Le ministre de l'Intérieur avait annoncé la réactivation de la Brigade Anti Criminalité de nuit en 2022 et l’arrivée de cinq policiers supplémentaires dès le mois de septembre à Cavaillon. Selon le syndicat Unité SGP Police ces policiers viendraient remplacer six départs à la retraite.
Les choses avancent. Un appel à candidature a été lancé pour la BAC de nuit. Sa mise en place est prévue début janvier.
"C'est très bien mais les faits nous démontrent que les règlements de comptes ont souvent lieu la journée", glisse David Fiorentini. Comme le dernier mort, cité du Docteur Ayme.
"La problématique dans les petites circonscriptions comme Cavaillon ou Orange, c'est qu'il n'y a pas assez d'effectifs de jour. Une BAC ne résout pas tout non plus. Elle travaille en civil, alors la population ne peut pas s'en rendre compte, et se sentir protégée".

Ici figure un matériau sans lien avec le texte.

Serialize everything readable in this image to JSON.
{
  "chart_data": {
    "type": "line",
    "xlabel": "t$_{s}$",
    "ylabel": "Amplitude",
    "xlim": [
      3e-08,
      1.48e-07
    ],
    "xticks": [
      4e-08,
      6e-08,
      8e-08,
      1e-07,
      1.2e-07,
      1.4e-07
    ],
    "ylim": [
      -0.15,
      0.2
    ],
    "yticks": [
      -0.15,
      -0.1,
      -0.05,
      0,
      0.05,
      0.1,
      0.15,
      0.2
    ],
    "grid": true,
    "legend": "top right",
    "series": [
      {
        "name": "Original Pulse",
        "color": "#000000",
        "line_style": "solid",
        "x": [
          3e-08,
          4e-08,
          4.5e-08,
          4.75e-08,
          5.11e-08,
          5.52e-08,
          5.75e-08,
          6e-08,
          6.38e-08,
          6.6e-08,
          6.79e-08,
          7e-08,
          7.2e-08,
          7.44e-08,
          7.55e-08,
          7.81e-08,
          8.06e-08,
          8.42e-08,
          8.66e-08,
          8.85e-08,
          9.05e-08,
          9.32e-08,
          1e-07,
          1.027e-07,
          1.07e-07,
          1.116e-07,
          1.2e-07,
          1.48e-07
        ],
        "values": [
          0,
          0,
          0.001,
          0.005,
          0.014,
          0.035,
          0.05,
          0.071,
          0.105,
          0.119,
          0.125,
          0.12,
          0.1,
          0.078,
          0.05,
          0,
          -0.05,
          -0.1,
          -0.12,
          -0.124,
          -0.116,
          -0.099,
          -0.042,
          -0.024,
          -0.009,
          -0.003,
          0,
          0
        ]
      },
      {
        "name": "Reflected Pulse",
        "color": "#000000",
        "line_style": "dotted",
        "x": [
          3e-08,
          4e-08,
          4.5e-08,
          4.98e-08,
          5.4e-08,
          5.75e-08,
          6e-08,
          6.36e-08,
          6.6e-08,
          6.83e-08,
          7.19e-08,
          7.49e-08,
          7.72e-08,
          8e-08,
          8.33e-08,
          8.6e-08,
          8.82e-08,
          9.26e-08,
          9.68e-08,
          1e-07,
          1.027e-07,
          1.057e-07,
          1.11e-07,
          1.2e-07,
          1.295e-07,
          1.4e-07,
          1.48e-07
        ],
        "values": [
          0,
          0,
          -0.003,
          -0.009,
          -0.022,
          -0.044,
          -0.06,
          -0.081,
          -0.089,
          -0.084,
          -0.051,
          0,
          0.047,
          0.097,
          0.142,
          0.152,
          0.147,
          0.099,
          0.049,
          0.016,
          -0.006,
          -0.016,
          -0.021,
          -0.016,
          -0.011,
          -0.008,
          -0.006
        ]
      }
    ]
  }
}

En plus du manque d'effectifs sur le terrain, David Fiorentini pointe la charge judiciaire des services d'investigation qui nécessitent, eux aussi, d'être renforcés.
"Il y a un certain nombre de dossiers en attente, malheureusement. L'efficacité du travail de la police dépend des décisions judiciaires qui suivent. Mais jusqu'à présent, c'est un processus complexe, long, pénalisé par le manque de moyens".